Offenbar hat die CSU noch nicht überwunden, dass sich die Stadt nicht um den Kauf der ehemaligen Puma-Verwaltung in der Würzburger Straße bemüht hat. Fraktionsvorsitzender Bernhard Schwab sprach das Thema "Interimsrathaus" in seiner Haushaltsrede in der letzten Stadtratssitzung an. Seine Partei sei mit einem Vorstoß in Richtung Gebäudekauf damals beim Bürgermeister abgeblitzt, stellte er erneut fest.

Schwabs Kritik lautete vor allem dahingehend, dass der Stadtrat noch nicht einmal die Gelegenheit bekommen habe, das Gebäude anzuschauen. Denn darüber entschieden habe der Bürgermeister mit ein paar Vertrauten.

In der Sitzung selbst stießen diese Äußerung auf Widerworte. "Jetzt hört auf", rief der zuvor gescholtene Bürgermeister German Hacker (SPD) der Opposition zu und stellte fest. "Das ist ein schönes Firmengebäude, aber es ist kein Rathaus." Als Interimsgebäude sei das völlig in Ordnung, doch eine Sanierung mit Umbau zum Rathaus hätte "einen irren Aufwand" bedeutet.

"Golden für die Stadt"

Außerdem erkannte Hacker, dass es in der Innenstadt schon jetzt, wenige Tage nach dem Umzug der Verwaltung in den Wiesengrund, an Frequenz fehle. Denn ein Rathaus sei "golden für die Innenstadt." Das sah auch CSU-Stadtrat Franz-Josef Lang so, der den SPD-Bürgermeister in diesem Punkt unterstützte. Es sei ein wunderbares Gebäude für jede Firma, sagte auch er. Aber ein Rathaus sei es nicht. Und: "Das Rathaus gehört in die Stadt."

CSU-Stadtrat Walter Drebinger hingegen setzte nach. Das Interimsrathaus sei ja ein Provisorium, das könne man man ja nicht vergleichen, meinte er. Wenn die Stadt das Gebäude aber erworben hätte, hätte man das Thema ganz anders anpacken können. Selbst mit einer Zwischennutzung, so Drebinger weiter, hätte man Millionen sparen können.

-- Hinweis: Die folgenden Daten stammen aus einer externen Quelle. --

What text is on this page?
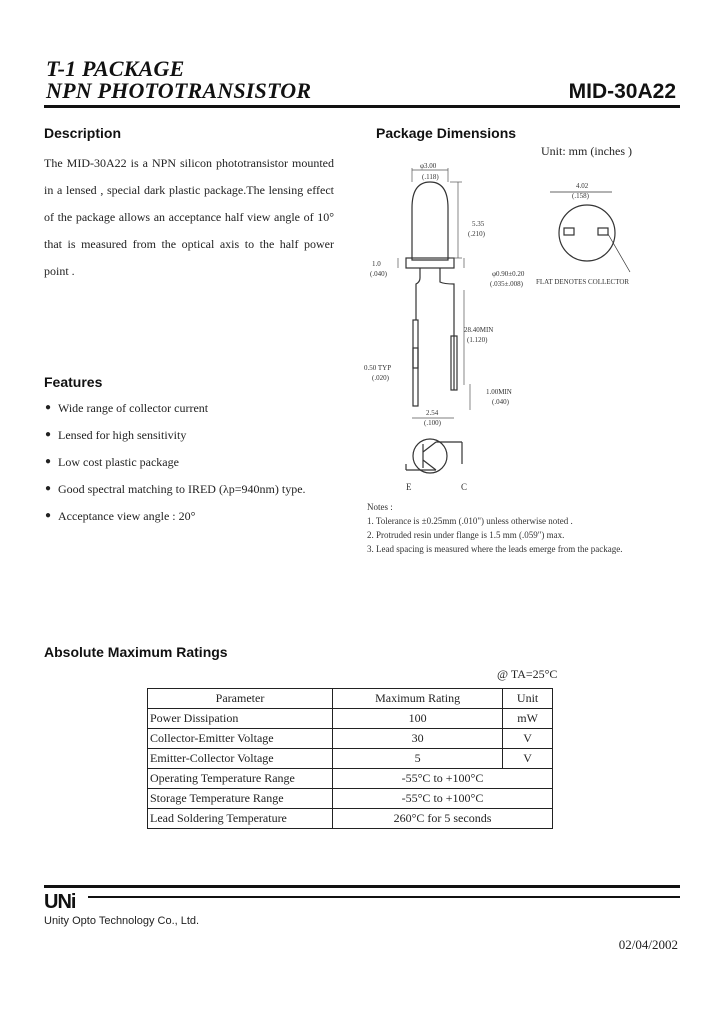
T-1 PACKAGE
NPN PHOTOTRANSISTOR	MID-30A22
Description
The MID-30A22 is a NPN silicon phototransistor mounted in a lensed , special dark plastic package.The lensing effect of the package allows an acceptance half view angle of 10° that is measured from the optical axis to the half power point .
Package Dimensions
Unit: mm (inches )
φ3.00
(.118)
5.35
(.210)
1.0
(.040)	φ0.90±0.20
(.035±.008)
28.40MIN
(1.120)
0.50 TYP
(.020)
1.00MIN
(.040)
2.54
(.100)
4.02
(.158)
FLAT DENOTES COLLECTOR
E	C
Notes :
1. Tolerance is ±0.25mm (.010") unless otherwise noted .
2. Protruded resin under flange is 1.5 mm (.059") max.
3. Lead spacing is measured where the leads emerge from the package.
Features
● Wide range of collector current
● Lensed for high sensitivity
● Low cost plastic package
● Good spectral matching to IRED (λp=940nm) type.
● Acceptance view angle : 20°
Absolute Maximum Ratings
@ TA=25°C
Parameter	Maximum Rating	Unit
Power Dissipation	100	mW
Collector-Emitter Voltage	30	V
Emitter-Collector Voltage	5	V
Operating Temperature Range	-55°C to +100°C	
Storage Temperature Range	-55°C to +100°C	
Lead Soldering Temperature	260°C for 5 seconds	
UNi
Unity Opto Technology Co., Ltd.
02/04/2002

Die würden jetzt allerdings an Gebäudemiete verbrannt.

Ein Grund sich zu ärgern

Auch er ärgerte sich darüber, dass das Thema nicht im Stadtrat behandelt worden sei. "Wir sind nicht gefragt worden." Zuvor hatte Fraktionschef Schwab angemerkt, dass der Teil des Gebäudes, den die Stadtverwaltung jetzt als Interimsrathaus nutzt, zwischenzeitlich ja schon weiterverkauft worden sei. Mit einem satten Gewinn, wie Schwab gehört habe. Für ihn "ein Grund mehr, sich zu ärgern." Auf Verständnis traf er bei den Gegenübern im Stadtrat nicht: Von Curd Blank (SPD) und Retta Müller-Schimmel (Grüne) wurden seine Ausführungen eingangs mit Zwischenrufen quittiert.